One piece I penned was about bus stop burnings that had been taking place in religious neighborhoods in Yerushalayim. Advertisements on the shelters in religious neighborhoods displayed images that offended the sensibilities of the local residents. Scores of the offensive-ad shelters were vandalized or torched; and, on the other side of the societal divide, a group formed that pledged to burn a shul for every burned bus stop shelter. It was not a pretty time.

My article was an attempt to convey the motivation of the bus-stop burners, wrong though their actions were. Imagine, I suggested, a society where hard, addictive drugs were legal, freely marketed and advertised. And a billboard touting the drugs’ wonderful qualities was erected just outside a school. Most people might never think of defacing or destroying the ad, but would probably understand the feelings of someone who did take things into his own hands. For a chareidi Jew, I wrote, gross immodesty in advertising in his neighborhood is no less dangerous, in a spiritual sense, and no less deplorable.

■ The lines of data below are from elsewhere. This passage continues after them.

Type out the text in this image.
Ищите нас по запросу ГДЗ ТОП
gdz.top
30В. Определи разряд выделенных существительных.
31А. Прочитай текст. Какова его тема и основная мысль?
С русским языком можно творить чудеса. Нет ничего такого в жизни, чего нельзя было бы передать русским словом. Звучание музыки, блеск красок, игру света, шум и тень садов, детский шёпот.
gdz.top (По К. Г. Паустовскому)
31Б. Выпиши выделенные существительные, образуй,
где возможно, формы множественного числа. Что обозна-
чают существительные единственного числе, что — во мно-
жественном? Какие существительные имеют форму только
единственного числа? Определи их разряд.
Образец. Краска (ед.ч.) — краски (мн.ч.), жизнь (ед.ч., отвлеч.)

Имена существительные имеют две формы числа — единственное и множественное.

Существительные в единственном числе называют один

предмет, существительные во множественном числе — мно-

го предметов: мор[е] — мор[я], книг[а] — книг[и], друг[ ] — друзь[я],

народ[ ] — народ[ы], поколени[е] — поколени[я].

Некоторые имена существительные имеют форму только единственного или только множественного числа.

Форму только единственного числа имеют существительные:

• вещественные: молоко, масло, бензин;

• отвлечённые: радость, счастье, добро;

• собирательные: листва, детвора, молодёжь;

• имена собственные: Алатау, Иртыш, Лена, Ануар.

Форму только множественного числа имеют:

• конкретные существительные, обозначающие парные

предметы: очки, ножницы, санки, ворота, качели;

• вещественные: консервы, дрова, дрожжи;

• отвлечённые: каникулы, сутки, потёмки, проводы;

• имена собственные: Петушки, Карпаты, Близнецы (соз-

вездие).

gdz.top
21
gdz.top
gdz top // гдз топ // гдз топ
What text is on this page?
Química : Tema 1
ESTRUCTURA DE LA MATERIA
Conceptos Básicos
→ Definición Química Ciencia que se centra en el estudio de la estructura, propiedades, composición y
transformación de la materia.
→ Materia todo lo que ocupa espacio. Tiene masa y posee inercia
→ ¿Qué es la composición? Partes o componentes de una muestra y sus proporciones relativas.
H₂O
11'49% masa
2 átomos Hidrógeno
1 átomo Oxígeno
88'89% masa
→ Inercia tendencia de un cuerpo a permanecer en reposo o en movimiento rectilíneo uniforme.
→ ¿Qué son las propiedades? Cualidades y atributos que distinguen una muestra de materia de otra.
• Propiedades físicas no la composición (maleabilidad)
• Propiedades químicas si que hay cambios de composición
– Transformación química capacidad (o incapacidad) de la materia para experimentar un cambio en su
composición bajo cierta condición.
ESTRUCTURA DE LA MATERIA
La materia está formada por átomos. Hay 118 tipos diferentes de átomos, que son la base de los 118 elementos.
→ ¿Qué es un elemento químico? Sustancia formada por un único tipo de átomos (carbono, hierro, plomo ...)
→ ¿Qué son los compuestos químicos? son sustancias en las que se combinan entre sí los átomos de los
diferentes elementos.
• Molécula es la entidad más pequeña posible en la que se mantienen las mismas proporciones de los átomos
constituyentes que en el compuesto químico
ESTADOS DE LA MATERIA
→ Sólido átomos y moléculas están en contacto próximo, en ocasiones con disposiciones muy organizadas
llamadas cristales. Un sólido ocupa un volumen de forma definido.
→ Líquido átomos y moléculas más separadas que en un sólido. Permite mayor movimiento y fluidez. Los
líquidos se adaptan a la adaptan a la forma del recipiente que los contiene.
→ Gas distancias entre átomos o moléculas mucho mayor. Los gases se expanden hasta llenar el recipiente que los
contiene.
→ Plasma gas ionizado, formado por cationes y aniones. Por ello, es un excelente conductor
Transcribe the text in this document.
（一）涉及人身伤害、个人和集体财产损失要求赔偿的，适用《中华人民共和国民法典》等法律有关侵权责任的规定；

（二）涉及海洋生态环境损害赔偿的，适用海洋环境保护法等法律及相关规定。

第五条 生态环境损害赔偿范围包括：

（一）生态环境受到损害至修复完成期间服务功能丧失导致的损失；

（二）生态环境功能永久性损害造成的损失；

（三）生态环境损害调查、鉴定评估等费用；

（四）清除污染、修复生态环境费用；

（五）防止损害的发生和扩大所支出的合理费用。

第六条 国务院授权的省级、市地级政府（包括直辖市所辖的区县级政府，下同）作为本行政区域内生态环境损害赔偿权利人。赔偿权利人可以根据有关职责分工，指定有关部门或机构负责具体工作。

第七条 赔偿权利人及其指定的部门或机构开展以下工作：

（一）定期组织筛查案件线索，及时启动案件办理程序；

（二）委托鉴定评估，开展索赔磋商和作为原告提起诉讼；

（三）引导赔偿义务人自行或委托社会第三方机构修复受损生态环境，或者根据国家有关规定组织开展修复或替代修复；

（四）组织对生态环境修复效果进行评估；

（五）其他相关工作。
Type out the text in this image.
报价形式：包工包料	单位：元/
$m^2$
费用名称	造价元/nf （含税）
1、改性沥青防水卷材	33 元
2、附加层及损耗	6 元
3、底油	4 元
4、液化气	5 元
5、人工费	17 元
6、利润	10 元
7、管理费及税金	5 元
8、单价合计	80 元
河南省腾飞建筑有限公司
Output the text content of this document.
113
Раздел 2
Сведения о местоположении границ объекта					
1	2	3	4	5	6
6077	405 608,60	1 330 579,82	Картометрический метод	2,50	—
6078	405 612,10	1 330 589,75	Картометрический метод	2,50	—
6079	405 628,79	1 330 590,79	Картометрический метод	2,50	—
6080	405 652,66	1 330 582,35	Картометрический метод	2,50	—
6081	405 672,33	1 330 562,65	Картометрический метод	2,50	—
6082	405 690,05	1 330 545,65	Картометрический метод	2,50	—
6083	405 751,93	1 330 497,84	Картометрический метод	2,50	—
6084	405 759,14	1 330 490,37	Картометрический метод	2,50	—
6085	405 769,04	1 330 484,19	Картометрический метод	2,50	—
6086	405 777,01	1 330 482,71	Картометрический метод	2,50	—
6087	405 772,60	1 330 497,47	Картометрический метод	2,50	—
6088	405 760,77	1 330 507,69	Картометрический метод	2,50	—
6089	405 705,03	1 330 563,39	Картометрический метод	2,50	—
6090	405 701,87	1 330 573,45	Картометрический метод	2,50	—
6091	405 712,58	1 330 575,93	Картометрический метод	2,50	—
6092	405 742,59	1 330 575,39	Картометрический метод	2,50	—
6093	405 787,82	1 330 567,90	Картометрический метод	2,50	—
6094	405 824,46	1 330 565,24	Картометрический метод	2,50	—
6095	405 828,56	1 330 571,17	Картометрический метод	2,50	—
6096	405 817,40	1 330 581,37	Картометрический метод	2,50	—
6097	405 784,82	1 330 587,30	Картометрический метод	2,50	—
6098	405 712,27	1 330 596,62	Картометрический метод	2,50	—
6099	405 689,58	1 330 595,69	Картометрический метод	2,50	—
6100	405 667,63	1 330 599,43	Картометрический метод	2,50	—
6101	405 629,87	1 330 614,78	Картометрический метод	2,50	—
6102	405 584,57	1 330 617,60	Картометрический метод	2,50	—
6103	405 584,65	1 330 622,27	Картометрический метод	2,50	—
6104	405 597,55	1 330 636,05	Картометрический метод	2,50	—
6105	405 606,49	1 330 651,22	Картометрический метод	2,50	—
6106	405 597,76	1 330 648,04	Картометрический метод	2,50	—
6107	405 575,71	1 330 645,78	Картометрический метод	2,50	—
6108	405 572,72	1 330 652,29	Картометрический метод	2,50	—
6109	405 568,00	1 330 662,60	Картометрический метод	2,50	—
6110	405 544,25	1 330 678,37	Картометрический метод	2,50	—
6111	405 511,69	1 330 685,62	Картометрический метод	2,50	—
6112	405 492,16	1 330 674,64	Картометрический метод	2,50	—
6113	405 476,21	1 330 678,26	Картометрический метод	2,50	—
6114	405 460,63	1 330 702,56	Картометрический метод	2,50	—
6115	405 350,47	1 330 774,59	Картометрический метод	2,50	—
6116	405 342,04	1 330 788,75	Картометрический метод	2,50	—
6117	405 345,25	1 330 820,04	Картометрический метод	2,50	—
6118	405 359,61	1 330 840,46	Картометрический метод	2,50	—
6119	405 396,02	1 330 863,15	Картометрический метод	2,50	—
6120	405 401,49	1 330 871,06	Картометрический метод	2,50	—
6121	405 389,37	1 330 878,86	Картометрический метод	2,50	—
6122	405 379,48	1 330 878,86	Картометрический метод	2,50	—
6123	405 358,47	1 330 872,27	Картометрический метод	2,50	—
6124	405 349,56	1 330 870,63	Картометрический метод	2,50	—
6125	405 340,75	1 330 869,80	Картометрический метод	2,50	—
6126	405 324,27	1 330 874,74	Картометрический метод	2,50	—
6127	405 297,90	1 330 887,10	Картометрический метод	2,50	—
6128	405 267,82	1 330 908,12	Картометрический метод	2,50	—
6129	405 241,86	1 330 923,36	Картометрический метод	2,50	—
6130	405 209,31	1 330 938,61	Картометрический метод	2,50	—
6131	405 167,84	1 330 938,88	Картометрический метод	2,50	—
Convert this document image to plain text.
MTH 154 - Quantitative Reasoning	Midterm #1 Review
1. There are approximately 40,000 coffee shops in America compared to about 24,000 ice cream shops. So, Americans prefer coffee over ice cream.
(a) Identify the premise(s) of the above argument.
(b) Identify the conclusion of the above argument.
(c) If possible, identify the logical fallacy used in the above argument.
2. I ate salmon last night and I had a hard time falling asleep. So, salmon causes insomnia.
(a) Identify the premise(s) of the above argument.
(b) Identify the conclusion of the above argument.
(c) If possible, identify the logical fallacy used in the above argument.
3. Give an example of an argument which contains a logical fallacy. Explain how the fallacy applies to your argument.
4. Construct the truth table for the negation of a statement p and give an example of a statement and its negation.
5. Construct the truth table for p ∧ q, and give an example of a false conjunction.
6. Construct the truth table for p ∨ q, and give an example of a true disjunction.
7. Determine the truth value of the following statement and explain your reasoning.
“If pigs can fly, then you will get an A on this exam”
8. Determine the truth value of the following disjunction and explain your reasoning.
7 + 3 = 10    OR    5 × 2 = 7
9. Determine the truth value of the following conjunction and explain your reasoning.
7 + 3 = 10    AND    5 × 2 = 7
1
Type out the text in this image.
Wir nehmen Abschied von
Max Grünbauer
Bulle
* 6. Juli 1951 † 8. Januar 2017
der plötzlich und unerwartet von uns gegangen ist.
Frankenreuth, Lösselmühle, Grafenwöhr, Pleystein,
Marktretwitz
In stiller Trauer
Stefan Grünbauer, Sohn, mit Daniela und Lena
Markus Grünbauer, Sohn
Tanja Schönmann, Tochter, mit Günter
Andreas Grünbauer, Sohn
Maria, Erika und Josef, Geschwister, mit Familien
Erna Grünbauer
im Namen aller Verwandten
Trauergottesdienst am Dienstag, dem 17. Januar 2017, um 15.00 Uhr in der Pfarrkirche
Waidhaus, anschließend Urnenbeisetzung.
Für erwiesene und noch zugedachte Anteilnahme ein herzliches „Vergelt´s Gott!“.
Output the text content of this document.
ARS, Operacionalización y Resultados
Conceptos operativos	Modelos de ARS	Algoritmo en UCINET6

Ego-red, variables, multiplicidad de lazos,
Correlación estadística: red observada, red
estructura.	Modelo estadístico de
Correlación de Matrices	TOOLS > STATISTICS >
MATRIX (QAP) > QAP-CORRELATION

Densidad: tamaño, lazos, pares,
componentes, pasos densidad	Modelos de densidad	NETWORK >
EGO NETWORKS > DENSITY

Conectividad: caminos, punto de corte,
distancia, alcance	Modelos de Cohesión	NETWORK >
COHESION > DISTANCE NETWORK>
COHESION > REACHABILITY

Rabbi Sherer had somehow seen the article and he called to tell me how cogent and well-written he had found it. But, he added – and the “but,” I realized, was the main point of his call – “my dear Avi, you should never assume that the culprits were religious Jews. Never concede an unproven assertion.”

I was taken aback, since hotheads exist everywhere. But I thanked my esteemed caller greatly for both his kind words and his critical ones. I wasn’t convinced, though, that my assumption had really been unreasonable.

To my surprise, though, several weeks later, a group of non-religious youths were arrested for setting a bus stop aflame, in an effort to increase ill will against the religious community. How many of the burnings the members of the group, or others like them, may have perpetrated was and remains unknown. But Rabbi Sherer had proven himself (and not for the first or last time) a wise man.

To be sure, there may be, and probably are, haters out there who are harassing citizens they don’t like, or putting their lack of artistic talent and good will on public display. Their actions rightly evoke our outrage.

But it’s important to remember, even amid outrage, that accusations are easily made, but assumptions shouldn’t be.